Vitamin B12. ### Explanation **Correct Answer: C. Vitamin B12** **Medical Concept:** Moeller’s glossitis (also known as Hunter’s glossitis) is a classic clinical sign of **Vitamin B12 (Cobalamin) deficiency**, often associated with Pernicious Anemia. It is characterized by chronic superficial inflammation of the tongue, leading to atrophy of the lingual papillae (depapillation). This results in a smooth, "beefy red," and often painful or burning tongue. The underlying mechanism involves impaired DNA synthesis in the rapidly dividing mucosal cells of the tongue due to the "folate trap" caused by B12 deficiency. **Analysis of Incorrect Options:** * **A. Niacin (B3):** Deficiency leads to **Pellagra**, characterized by the 3 Ds (Dermatitis, Diarrhea, Dementia). While it causes a "strawberry red" tongue or raw glossitis, the specific eponym "Hunter’s glossitis" is not used. * **B. Riboflavin (B2):** Deficiency causes **Ariboflavinosis**, characterized by cheilosis, angular stomatitis, and a **"Magenta tongue"** (purplish-red hue), distinct from the beefy red appearance of B12 deficiency. * **D. All of the above:** While many B-complex deficiencies cause glossitis, the specific terms "Moeller’s" or "Hunter’s" are pathognomonic for Vitamin B12 deficiency. **High-Yield Clinical Pearls for NEET-PG:** * **Vitamin B12 vs. Folate:** Both cause megaloblastic anemia, but only B12 deficiency presents with **neurological symptoms** (Subacute Combined Degeneration of the spinal cord) and elevated **Methylmalonic Acid (MMA)** levels. * **Glossitis Summary:** * **Magenta Tongue:** Riboflavin (B2) * **Scarlet/Strawberry Tongue:** Niacin (B3) * **Hunter’s/Moeller’s Glossitis:** Vitamin B12 * **Schilling Test:** Historically used to determine the cause of B12 malabsorption (e.g., Pernicious anemia vs. malabsorption).

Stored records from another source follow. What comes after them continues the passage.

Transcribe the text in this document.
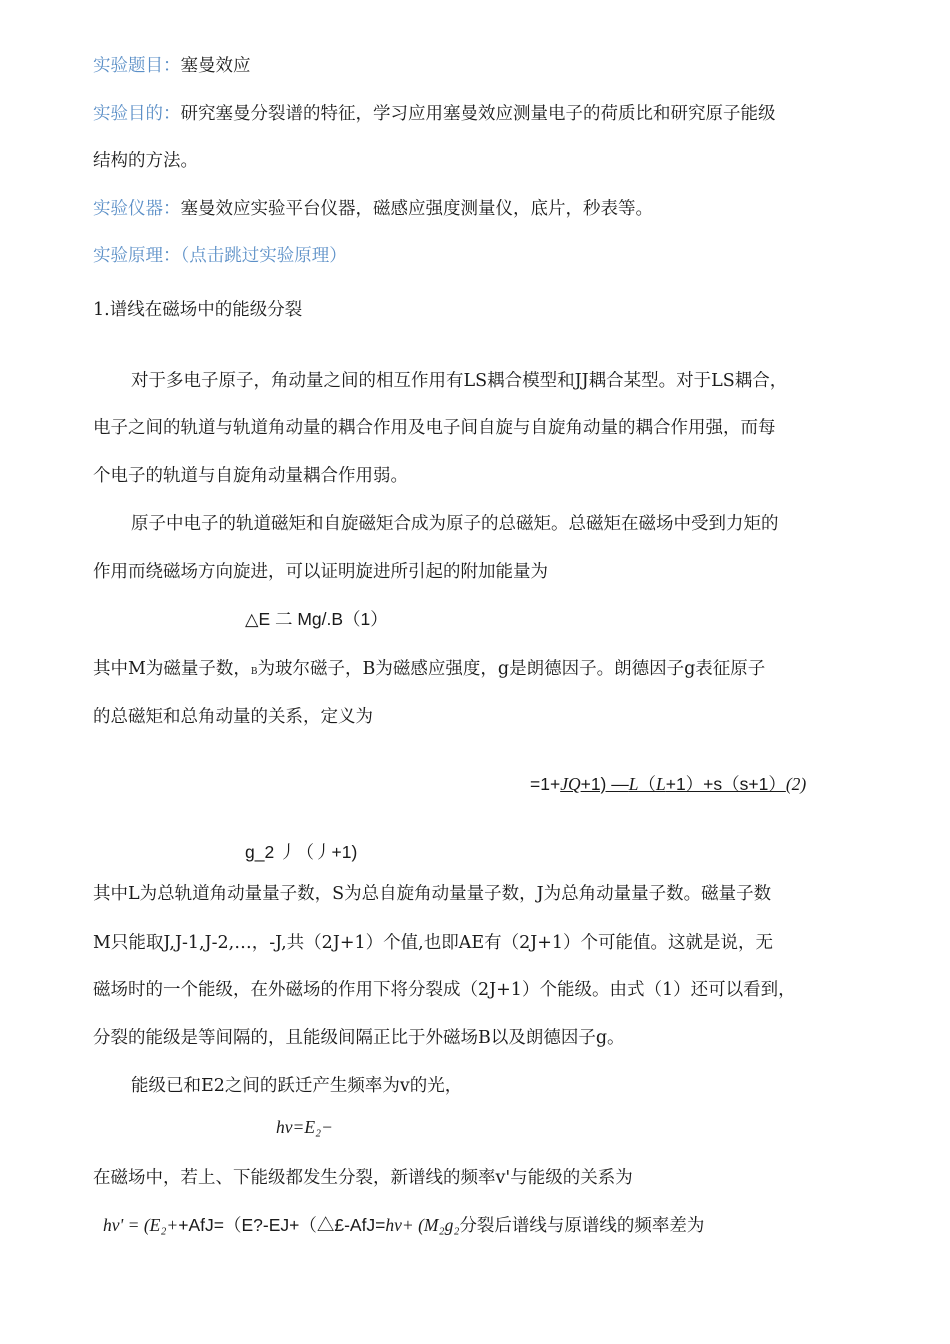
实验题目：塞曼效应
实验目的：研究塞曼分裂谱的特征，学习应用塞曼效应测量电子的荷质比和研究原子能级
结构的方法。
实验仪器：塞曼效应实验平台仪器，磁感应强度测量仪，底片，秒表等。
实验原理：（点击跳过实验原理）
1.谱线在磁场中的能级分裂
对于多电子原子，角动量之间的相互作用有LS耦合模型和JJ耦合某型。对于LS耦合，
电子之间的轨道与轨道角动量的耦合作用及电子间自旋与自旋角动量的耦合作用强，而每
个电子的轨道与自旋角动量耦合作用弱。
原子中电子的轨道磁矩和自旋磁矩合成为原子的总磁矩。总磁矩在磁场中受到力矩的
作用而绕磁场方向旋进，可以证明旋进所引起的附加能量为
△E 二 Mg/.B（1）
其中M为磁量子数，B为玻尔磁子，B为磁感应强度，g是朗德因子。朗德因子g表征原子
的总磁矩和总角动量的关系，定义为
=1+JQ+1) —L（L+1）+s（s+1）(2)
g_2 丿（丿+1)
其中L为总轨道角动量量子数，S为总自旋角动量量子数，J为总角动量量子数。磁量子数
M只能取J,J-1,J-2,…，-J,共（2J+1）个值,也即AE有（2J+1）个可能值。这就是说，无
磁场时的一个能级，在外磁场的作用下将分裂成（2J+1）个能级。由式（1）还可以看到，
分裂的能级是等间隔的，且能级间隔正比于外磁场B以及朗德因子g。
能级已和E2之间的跃迁产生频率为v的光，
hv=E₂−
在磁场中，若上、下能级都发生分裂，新谱线的频率v'与能级的关系为
hv' = (E₂++AfJ=（E?-EJ+（△£-AfJ=hv+ (M₂g₂分裂后谱线与原谱线的频率差为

Q: Niacin deficiency occurs in all of the following conditions except?

Isoniazid use. **Explanation:** The correct answer is **D. Isoniazid use**. However, there is a nuance: Isoniazid **does** cause niacin deficiency. In the context of "Except" questions in medical exams, this often points to a technicality or a more direct mechanism. Let's analyze the pathophysiology: 1. **Why Isoniazid (D) is the focus:** While Isoniazid (INH) is a classic cause of Pellagra, it does so by inhibiting the enzyme **Pyridoxine phosphokinase**. This leads to a deficiency of **Vitamin B6 (Pyridoxine)**. Since B6 is a mandatory cofactor for the enzyme *Kynureninase* in the tryptophan-to-niacin pathway, niacin synthesis is secondary impaired. In many competitive exams, if the question implies "direct" vs "indirect" or if there is a typo in the provided key, it is crucial to remember that INH primarily targets B6. 2. **Analysis of other options:** * **Hartnup Disease (B):** A genetic defect in the transport of neutral amino acids (including **Tryptophan**) in the gut and kidneys. Less tryptophan means less substrate for niacin synthesis, leading to pellagra-like symptoms. * **Carcinoid Syndrome (C):** Tumor cells divert up to 60% of dietary tryptophan to produce massive amounts of **Serotonin (5-HT)**. This "tryptophan steal" leaves insufficient substrate for niacin production. * **Prolonged Antibiotic Use (A):** Chronic use of broad-spectrum antibiotics alters gut flora, which can interfere with the absorption and synthesis of B-complex vitamins. **High-Yield NEET-PG Pearls:** * **The 3 D’s of Pellagra:** Dermatitis (Casal’s necklace), Diarrhea, and Dementia. * **Tryptophan Pathway:** 60 mg of Tryptophan = 1 mg of Niacin. * **Corn/Maize Diets:** Predispose to Pellagra because niacin in corn is bound (niacytin) and it is deficient in tryptophan. * **Key Enzyme:** *Kynureninase* (B6 dependent) is the rate-limiting step connecting Tryptophan to Niacin.

Q: Which of the following is a rich source of vitamin E?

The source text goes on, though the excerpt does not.